Our guide had left us the lantern. Holmes swung it slowly round and peered keenly at the house and at the great rubbish-heaps which cumbered the grounds. Miss Morstan and I stood together, and her hand was in mine. A wondrous subtle thing is love, for here were we two, who had never seen each other before that day, between whom no word or even look of affection had ever passed, and yet now in an hour of trouble our hands instinctively sought for each other. I have marvelled at it since, but at the time it seemed the most natural thing that I should go out to her so, and, as she has often told me, there was in her also the instinct to turn to me for comfort and protection. So we stood hand in hand like two children, and there was peace in our hearts for all the dark things that surrounded us.

“What a strange place!” she said, looking round.

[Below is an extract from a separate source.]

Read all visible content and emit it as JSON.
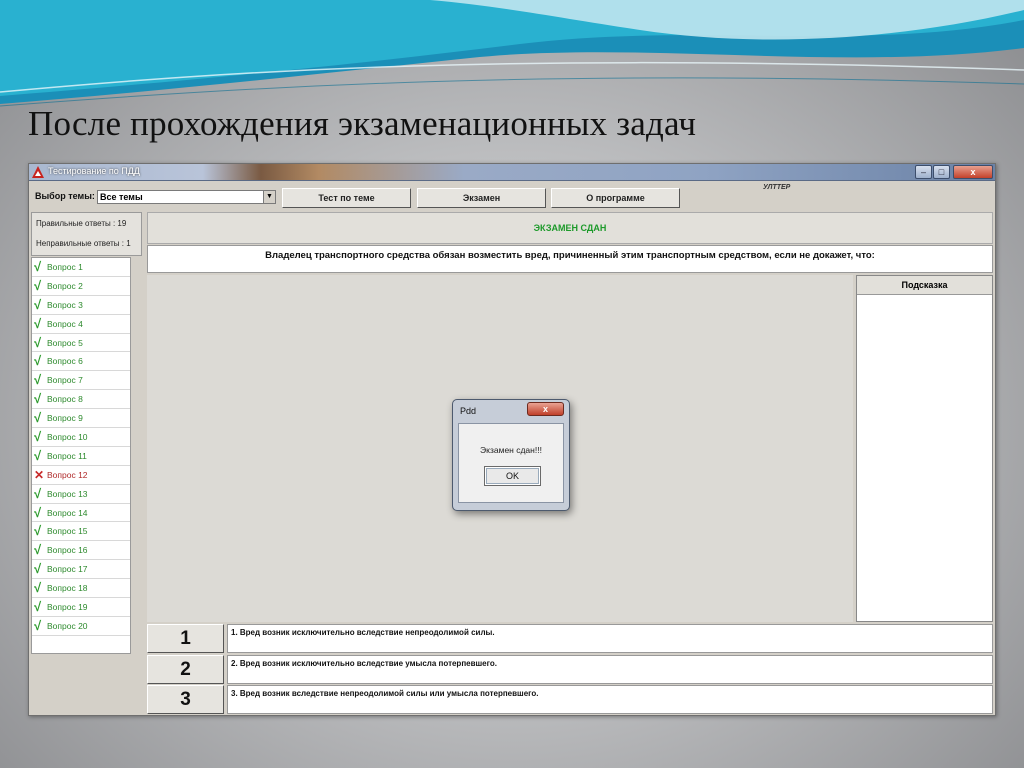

“It looks as though all the moles in England had been let loose in it. I have seen something of the sort on the side of a hill near Ballarat, where the prospectors had been at work.”

“And from the same cause,” said Holmes. “These are the traces of the treasureseekers. You must remember that they were six years looking for it. No wonder that the grounds look like a gravel-pit.”

At that moment the door of the house burst open, and Thaddeus Sholto came running out, with his hands thrown forward and terror in his eyes.

“There is something amiss with Bartholomew!” he cried. “I am frightened! My nerves cannot stand it.”

He was, indeed, half blubbering with fear, and his twitching, feeble face peeping out from the great astrakhan collar had the helpless, appealing expression of a terrified child.

“Come into the house,” said Holmes in his crisp, firm way.

“Yes, do!” pleaded Thaddeus Sholto. “I really do not feel equal to giving directions.”